— Par Max Dorléans pour le GRS —
S’il est bien vrai que nous devons batailler très fermement contre la « réforme » des retraites envisagée par Macron et les siens, parce que celle-ci, dans le prolongement des multiples « réformes » qui l’ont précédée depuis une quarantaine d’années, est injuste et va approfondir les inégalités sociales déjà béantes, il importe en même temps de dire que cette bataille, toute nécessaire qu’elle soit, est insuffisante.
En effet, ne se focaliser que sur la réforme et ses attendus fallacieux – la réforme serait entreprise pour se doter non seulement « d’un système universel de retraite où un euro cotisé donne les mêmes droits, quel que soit le moment où il a été versé, quel que soit le statut de celui qui a cotisé » mais également d’un système qui ne soit pas source à la fois d’inégalités et de conflits à répétition du fait des « 42 régimes de retraite » existants, puisqu’il il n’y aurait « plus besoin de réformes successives, qui changent les règles et sont anxiogènes et sources d’incertitude » – risque de nous faire également passer à côté de l’enjeu fondamental, à savoir la destruction de la Sécurité sociale, cet outil majeur de solidarité collective né en 1945 en France, et 1947 en Martinique.
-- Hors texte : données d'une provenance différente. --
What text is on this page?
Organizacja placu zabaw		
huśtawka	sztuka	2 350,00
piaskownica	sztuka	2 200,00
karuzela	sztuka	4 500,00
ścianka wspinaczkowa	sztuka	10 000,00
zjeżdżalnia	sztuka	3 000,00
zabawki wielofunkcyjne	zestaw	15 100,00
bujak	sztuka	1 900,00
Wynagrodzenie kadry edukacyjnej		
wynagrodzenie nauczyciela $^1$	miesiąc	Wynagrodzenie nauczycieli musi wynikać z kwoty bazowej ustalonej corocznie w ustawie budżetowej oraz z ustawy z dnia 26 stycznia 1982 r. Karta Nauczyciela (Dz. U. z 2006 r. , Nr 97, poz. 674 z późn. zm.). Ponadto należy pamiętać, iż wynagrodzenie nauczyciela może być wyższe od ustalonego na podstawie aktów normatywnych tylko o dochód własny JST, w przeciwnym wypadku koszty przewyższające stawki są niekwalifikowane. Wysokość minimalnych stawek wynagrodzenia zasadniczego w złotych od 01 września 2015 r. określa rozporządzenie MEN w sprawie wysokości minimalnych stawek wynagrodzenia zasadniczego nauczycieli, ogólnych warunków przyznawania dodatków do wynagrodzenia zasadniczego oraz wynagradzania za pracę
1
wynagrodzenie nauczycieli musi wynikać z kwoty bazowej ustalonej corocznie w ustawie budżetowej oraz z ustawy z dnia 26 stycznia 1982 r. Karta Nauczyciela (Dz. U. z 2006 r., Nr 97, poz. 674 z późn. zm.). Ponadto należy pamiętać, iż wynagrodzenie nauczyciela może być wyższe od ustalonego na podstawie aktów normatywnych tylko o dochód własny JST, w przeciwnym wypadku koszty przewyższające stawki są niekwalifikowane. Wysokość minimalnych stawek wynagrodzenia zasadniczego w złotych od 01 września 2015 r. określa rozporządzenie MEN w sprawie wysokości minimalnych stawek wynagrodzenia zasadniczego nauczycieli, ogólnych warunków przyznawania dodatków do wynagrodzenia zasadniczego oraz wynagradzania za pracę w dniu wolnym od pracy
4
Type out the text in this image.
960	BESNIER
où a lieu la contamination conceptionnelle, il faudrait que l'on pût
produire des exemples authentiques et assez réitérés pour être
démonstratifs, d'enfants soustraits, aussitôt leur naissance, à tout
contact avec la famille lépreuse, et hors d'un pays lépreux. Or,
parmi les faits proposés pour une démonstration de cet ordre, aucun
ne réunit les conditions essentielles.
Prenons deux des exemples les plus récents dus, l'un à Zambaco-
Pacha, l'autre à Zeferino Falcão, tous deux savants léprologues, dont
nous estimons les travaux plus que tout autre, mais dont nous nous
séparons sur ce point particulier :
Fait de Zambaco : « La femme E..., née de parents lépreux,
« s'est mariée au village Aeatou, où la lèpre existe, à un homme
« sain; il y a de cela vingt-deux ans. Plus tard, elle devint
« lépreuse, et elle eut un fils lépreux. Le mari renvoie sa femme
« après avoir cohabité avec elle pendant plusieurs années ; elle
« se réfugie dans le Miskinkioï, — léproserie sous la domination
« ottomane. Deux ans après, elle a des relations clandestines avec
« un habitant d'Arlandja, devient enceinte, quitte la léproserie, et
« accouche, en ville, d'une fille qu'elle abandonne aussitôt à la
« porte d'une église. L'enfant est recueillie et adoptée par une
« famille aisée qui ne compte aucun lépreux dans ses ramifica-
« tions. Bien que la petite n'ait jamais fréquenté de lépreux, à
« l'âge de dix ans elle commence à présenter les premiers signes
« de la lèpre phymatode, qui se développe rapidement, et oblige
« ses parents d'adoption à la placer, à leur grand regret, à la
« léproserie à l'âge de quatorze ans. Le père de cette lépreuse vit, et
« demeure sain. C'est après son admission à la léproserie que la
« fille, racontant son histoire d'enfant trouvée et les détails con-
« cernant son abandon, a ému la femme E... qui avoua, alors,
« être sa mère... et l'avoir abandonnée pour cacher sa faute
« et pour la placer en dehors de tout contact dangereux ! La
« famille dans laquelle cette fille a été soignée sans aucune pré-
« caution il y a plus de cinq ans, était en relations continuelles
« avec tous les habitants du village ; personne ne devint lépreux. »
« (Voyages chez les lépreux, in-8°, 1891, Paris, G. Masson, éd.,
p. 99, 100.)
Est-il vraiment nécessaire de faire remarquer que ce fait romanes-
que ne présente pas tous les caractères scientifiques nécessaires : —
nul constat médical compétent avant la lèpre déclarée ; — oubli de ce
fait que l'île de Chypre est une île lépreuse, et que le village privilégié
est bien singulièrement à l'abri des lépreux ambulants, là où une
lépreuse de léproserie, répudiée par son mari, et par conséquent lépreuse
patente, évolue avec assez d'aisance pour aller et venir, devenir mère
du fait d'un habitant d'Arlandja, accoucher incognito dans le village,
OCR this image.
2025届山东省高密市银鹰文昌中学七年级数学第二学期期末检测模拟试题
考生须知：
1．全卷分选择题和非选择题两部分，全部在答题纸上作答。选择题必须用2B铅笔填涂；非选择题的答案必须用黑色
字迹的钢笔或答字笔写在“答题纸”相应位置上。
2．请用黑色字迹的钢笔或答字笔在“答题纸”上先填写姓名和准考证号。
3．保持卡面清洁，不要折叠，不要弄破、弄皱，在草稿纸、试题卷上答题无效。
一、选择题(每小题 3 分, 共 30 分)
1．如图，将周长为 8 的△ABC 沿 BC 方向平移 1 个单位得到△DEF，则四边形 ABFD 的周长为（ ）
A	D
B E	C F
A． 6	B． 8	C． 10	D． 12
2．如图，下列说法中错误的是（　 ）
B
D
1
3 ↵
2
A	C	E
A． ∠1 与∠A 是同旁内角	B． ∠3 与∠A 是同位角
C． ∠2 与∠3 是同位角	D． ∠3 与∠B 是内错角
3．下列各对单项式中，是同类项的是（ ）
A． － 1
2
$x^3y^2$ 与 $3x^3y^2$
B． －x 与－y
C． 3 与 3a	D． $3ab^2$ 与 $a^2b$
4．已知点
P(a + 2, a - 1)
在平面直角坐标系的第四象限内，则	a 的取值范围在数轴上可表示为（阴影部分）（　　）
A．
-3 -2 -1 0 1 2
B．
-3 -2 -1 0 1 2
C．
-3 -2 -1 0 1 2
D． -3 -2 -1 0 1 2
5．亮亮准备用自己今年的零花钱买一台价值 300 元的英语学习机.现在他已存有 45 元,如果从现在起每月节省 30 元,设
Car s’il est bien vrai que les arguments invoqués par Macron pour sa « réforme » ont comme justification immédiate servie à la population, l’équité, la justice, la solidarité, la condamnation et le refus des privilèges (de certaines corporations), ne retenir que la lutte contre la réforme à venir, c’est ne voir que l’arbre qui cache la forêt.
En effet, la force des classes dominantes, avec le soutien total de l’Etat, c’est d’avoir pris tout leur temps (de 1945 à 2019), pour liquider pan après pan l’institution, tout en maintenant l’enveloppe.
Car le coup porté contre l’actuel système en place (après les attaques avec les « réformes » de 1993, 1995, 2003, 2010, 2013 qui avaient toutes pour inspirateur, Michel Rocard) se veut être le coup de mise à mort du système actuel de retraite.
Oui il s’agit bien pour Macron, en réformant à sa sauce le système actuel, avec sa politique d’économies et de réduction des dépenses publiques, non seulement de travailler plus longtemps et de tirer à la baisse nos retraites, mais également d’offrir un juteux marché aux assurances et autres mutuelles. C’est-à-dire conforter et augmenter la part des profits dans la richesse produite, et symétriquement de réduire la part revenant aux salarié/es.
Une orientation politique qui est évidemment aux antipodes de l’esprit et des luttes de 1945, où il s’était agi pour l’immense majorité de la population et des classes laborieuses, avec le Conseil national de la Résistance, de sortir de la misère et d’« instituer une organisation de la Sécurité sociale destinée à garantir les travailleurs et leur famille contre les risques de toutes natures susceptibles de réduire ou de supprimer leur capacité de gain… »….ceci dans « un souci élémentaire de justice sociale ».
Rappelons nous que la création de la Sécu est le fruit d’un compromis passé au lendemain de la guerre entre gaullistes et communistes ; que ce compromis, bien que ne satisfaisant pas en totalité pas les intérêts du plus grand nombre, est resté jusqu’à aujourd’hui en travers de la gorge de la bourgeoisie française, et qu’elle n’a eu de cesse, jusque de nos jours, de chercher à la casser.
Lisons de ce point de vue les propos d’un Denis Kessler, patron de Axa et vice-président exécutif du Medef de 1998 à 2002, lorsqu’il déclarait à l’époque : « Le modèle social français est le pur produit du Conseil national de la Résistance. Un compromis entre gaullistes et communistes. Il est grand temps de le réformer, et le gouvernement s’y emploie.
Les annonces successives des différentes réformes par le gouvernement peuvent donner une impression de patchwork…
À y regarder de plus près, on constate qu’il y a une profonde unité à ce programme ambitieux…Il s’agit aujourd’hui de sortir de 1945, et de défaire méthodiquement le programme du Conseil national de la Résistance. »
De quoi avons-nous besoin de plus pour comprendre que les intérêts de Macron, Kessler, Bernard Arnaud, Hayot et autres, ne sont pas nos intérêts. Que le souci élémentaire de justice sociale porté en 1945, est contraire à leurs intérêts et au profit.
L’heure est donc pour nous, à notre mise en ordre de bataille, unitairement et le plus largement possible pour défendre nos intérêts.
Alors, oui d’abord à la lutte immédiate contre la « réforme » des retraites voulue par Macron, sans néanmoins perdre de vue la reconquête et la réappropriation par les salarié/es de la Sécurité sociale, pour son amélioration et son extension dans l’esprit et la lettre des principes de 1945.